A survey of health care workers over the summer found that 86% reported experiencing anxiety and 82% felt emotionally exhausted. The word “unprecedented” is overused these days, but it fits here: nurses, doctors, and other health care workers have been overwhelmed as they care for endless numbers of very sick patients, many of whom they aren’t able to save, sometimes including their own colleagues. In a recent New Yorker article, Bellevue Hospital’s chief medical officer put it this way:
“Our staff had never seen so much death. Normally, a patient dying would be such a big deal, but, when you start having a dozen patients die in a day,
you have to get numb to that, or you can’t really cope.”
What can be done to help health care workers cope? A number of programs are underway at hospitals and health care systems throughout New York State. Some of these programs — like NYC Health + Hospitals’ Helping Healers Heal initiative — had been in place for many years, but have been adapted and expanded to meet growing and changing needs during the COVID-19 crisis.
The Physician Affiliate Group of New York, or PAGNY, whose members work in H+H hospitals, health clinics, and correctional health facilities, has expanded its Emotional Supports Program to provide emotional and peer support and mental health first aid to frontline health care workers during the pandemic. It offers resilience and mental health training, outreach, and virtual support groups that also include family programming. Participants have found the program helpful in processing feelings of grief, guilt, and anger and addressing the many challenges that cause stress and anxiety during the pandemic.
In Central New York, Bassett Medical Center is rapidly expanding a program to help prevent clinician burnout during the pandemic and working ultimately to spread it statewide. Recognizing that health care providers are often reluctant to ask for or accept help for their own health needs in a clinical setting, the program focuses on peer-to-peer support networks for physicians, advanced practice clinicians, resident physicians, and nurses.
Other frontline workers also have struggled disproportionately with mental health issues during the pandemic: social service providers, grocery store workers, delivery workers, and public transit workers are all providing essential services without the luxury of working remotely, putting themselves in harm’s way. In New York City, Vibrant Emotional Health is offering support to frontline social service and human service workers through virtual interactive training focused on psychological first aid and self-care to help them cope with high stress and the risk of burnout. The program builds on Vibrant’s Staying in Balance program.

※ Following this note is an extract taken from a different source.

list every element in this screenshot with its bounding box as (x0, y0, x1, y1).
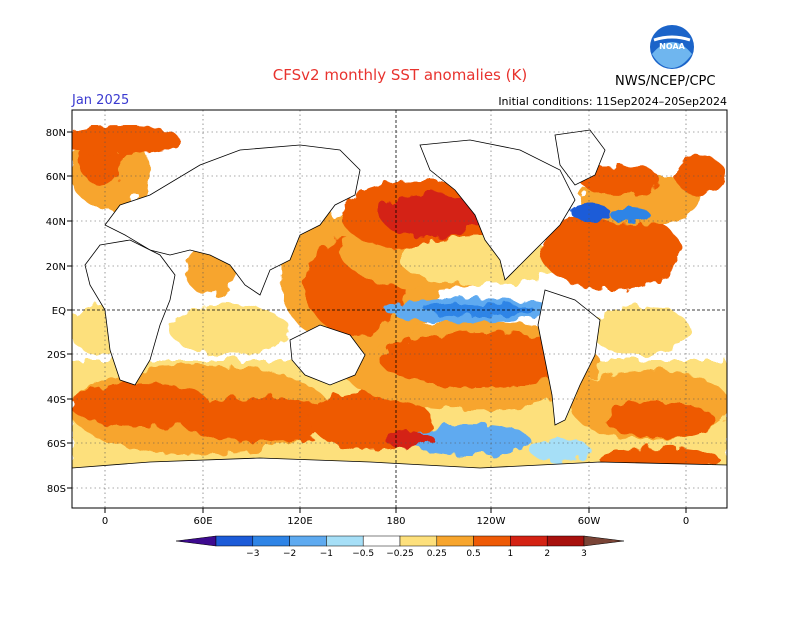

The mental health needs of frontline workers will continue to emerge and evolve over time. When exposed to intense trauma, some people initially go into survival mode. Emotions may be repressed. The focus is all on making it through the day. It’s hard to even conceive of getting to the end of the week, much less making longer term plans. Not every frontline worker needs or is ready right now for mental health supports. However, they very well might be down the road. Having the needed resources in place at the right time is what we owe those who put their lives on the line to care for us. Otherwise, banging on pots and pans to thank our health care workers is just noise.